Stick tap to our friends at Lightning Hockey Blog for the picture

Many years ago, when mastodons roamed the earth and the permafrost extended south to Tampa Bay, fifty goal scorers were as common as hot goalies in the playoffs. You could safely count on a few every year.

But since the dreaded neutral-zone trap prompted a thawing of the ice caps and a cessation of unchecked glacial expansion in North America, fifty goal scorers have joined polar bears as species endangered by the abrupt climate shift.

But last night, we saw hope that once more goals will come in abundance, that teams will value speed and shooting touch again, that our long National (Hockey League) nightmare is over and scoring sanity is coming back. Stevie Stamkos hit the nifty fifty again.

Below the fold, we’ll place Stamkos’ achievement in context

While the neutral-zone trap didn’t cause the last ice age to end, it certainly slowed the pace of prolific scoring. Fifty goal seasons are not impossibilities. At least not yet. Stamkos himself had done this before two seasons ago and barely missed the mark last year when he potted 45 in a full 82 game season. But with Evgeni Malkin just a dozen goals shy of the half-century mark (with just 14 to go). In spite of my sarcasm (he’s really thisclose), he might actually make it. That would exceed last season’s single fifty goal scorer (Corey Perry) but not surpass the trio from the 2009-10 season (Stamkos, Sidney Crosby and Alex Ovechkin)

But it’s a far cry from the mid to late eighties seasons when the nifty fifty was much more accessible. In 85-86 six players exceeded 50 with Jari Kurri pacing the league with 68. Three seasons later, Mario Lemieux led the league in scoring with 85 goals, and again another five players eclipsed the 50 goal mark.

The 10 seasons between 1980 and 1990 saw an average of 7.5 fifty goal scorers per season. The last ten full seasons saw an average of 2. This year’s tally may match that average or pull it down some. Regardless, scoring has been pulled down plenty. Which makes Stamkos’ pair of 50 goal seasons note worthy.

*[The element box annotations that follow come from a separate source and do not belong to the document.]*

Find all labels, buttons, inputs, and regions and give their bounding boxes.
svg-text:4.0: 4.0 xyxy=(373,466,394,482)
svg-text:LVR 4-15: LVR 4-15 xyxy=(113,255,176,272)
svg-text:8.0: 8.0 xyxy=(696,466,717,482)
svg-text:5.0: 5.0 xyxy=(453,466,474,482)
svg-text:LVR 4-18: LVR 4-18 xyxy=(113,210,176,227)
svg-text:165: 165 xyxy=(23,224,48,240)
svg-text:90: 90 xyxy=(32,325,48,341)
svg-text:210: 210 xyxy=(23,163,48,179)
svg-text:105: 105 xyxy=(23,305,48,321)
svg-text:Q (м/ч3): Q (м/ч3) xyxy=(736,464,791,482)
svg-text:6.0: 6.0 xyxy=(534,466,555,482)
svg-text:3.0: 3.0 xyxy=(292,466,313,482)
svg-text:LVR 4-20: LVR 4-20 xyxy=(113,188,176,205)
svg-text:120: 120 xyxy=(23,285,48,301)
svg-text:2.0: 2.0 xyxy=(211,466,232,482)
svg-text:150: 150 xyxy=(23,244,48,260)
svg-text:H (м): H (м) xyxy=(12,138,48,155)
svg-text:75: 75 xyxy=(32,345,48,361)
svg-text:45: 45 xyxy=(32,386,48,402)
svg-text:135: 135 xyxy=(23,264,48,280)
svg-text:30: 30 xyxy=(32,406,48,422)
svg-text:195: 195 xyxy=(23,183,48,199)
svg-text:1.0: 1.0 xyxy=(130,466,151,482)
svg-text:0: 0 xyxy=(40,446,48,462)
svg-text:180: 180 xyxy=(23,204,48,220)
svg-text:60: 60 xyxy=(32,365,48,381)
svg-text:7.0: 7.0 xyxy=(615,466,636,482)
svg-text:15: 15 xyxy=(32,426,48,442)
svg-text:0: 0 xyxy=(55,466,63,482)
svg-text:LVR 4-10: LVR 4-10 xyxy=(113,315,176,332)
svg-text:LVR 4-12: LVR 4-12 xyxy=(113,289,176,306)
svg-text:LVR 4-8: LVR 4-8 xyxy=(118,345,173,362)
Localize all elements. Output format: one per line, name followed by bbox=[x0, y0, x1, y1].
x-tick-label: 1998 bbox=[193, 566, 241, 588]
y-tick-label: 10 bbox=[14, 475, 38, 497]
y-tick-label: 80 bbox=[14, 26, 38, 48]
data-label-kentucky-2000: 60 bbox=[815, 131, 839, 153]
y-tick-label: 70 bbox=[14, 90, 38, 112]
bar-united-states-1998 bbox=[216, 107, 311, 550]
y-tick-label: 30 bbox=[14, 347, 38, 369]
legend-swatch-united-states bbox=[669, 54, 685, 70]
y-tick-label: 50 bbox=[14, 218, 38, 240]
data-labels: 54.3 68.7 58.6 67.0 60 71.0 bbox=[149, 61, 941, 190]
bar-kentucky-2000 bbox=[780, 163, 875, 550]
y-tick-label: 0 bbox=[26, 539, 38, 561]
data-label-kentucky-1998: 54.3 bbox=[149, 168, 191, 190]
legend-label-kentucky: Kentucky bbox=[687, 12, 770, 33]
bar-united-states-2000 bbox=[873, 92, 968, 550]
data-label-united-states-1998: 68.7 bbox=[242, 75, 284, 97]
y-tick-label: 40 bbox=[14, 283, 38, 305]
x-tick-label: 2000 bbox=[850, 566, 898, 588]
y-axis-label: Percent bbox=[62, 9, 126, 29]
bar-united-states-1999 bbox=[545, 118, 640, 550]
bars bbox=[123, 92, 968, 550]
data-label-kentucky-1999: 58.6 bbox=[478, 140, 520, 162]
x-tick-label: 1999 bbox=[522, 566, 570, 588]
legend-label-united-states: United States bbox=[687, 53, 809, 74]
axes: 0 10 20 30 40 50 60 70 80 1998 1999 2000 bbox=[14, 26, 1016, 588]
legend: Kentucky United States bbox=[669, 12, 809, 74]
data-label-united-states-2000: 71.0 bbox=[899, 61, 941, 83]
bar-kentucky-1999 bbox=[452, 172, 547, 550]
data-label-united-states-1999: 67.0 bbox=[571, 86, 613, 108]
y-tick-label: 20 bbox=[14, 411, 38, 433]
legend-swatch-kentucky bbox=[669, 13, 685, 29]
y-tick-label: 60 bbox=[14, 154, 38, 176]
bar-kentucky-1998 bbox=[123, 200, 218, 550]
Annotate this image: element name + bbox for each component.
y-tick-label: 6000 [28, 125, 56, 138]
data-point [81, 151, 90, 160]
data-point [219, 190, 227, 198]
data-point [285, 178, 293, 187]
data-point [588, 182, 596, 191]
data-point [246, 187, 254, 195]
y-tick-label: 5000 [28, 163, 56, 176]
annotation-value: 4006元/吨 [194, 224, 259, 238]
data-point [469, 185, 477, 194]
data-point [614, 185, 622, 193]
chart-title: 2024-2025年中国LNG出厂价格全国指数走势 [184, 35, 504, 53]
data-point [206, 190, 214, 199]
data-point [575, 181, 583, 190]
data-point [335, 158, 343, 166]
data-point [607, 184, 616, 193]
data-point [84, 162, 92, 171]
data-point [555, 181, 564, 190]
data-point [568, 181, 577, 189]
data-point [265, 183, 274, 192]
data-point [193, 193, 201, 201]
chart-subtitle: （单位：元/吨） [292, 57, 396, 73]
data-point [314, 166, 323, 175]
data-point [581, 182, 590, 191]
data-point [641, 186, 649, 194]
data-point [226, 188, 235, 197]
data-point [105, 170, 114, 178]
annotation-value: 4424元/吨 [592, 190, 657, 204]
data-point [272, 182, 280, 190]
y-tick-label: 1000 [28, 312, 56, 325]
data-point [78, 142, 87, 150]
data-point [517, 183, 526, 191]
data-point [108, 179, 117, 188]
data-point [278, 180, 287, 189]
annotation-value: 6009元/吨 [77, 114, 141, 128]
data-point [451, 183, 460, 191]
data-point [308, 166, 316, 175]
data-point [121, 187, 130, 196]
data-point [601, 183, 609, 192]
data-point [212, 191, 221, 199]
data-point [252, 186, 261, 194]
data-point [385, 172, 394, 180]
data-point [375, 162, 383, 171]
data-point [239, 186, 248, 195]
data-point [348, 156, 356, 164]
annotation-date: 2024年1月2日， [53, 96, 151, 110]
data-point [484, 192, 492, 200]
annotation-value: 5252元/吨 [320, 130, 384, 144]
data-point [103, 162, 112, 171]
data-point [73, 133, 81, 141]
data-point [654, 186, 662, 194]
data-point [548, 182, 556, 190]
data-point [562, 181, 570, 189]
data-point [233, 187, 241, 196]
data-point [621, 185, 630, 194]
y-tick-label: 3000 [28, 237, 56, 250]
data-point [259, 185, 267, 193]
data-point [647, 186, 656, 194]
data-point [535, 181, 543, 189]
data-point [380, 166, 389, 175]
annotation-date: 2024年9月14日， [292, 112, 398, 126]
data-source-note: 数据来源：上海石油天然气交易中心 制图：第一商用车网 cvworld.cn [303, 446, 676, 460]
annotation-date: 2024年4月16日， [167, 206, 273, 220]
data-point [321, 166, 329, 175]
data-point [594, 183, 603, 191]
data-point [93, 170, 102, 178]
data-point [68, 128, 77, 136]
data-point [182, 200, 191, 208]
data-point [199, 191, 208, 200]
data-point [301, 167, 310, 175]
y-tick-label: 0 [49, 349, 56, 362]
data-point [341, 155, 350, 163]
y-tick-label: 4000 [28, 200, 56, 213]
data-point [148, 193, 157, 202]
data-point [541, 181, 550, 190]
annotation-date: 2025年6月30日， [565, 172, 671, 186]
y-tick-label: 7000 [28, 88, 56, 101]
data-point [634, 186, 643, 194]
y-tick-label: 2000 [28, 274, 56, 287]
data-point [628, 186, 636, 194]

The Lords of the Boards over at NHL central would like you to believe that the note worthy aspect is the age of Stamkos. And credit where it’s due, when only six other players in history have done so. Also worthy of note is that three of those six did so during the high-flying eighties (and another in the equally fast-paced and high-scoring late seventies). Since the devilish trap (pun intended) was popularized only Ovechkin and Stamkos have joined the club. The other player in the group, Pavel Bure did so between the 1992-93 and 1993-94 seasons, just as the trap was implemented in Jersey by Jacques Lemaire

Of hope for lovers of goal scoring, the addition of Stamkos and Ovechkin have come since the league and the NHLPA have clamped down on obstruction following the 2004-05 season being wiped out by the lockout. We’re still a long way from another season where someone tallies 150 points, let alone comes close to Wayne Gretzky’s 212. But it’s getting better.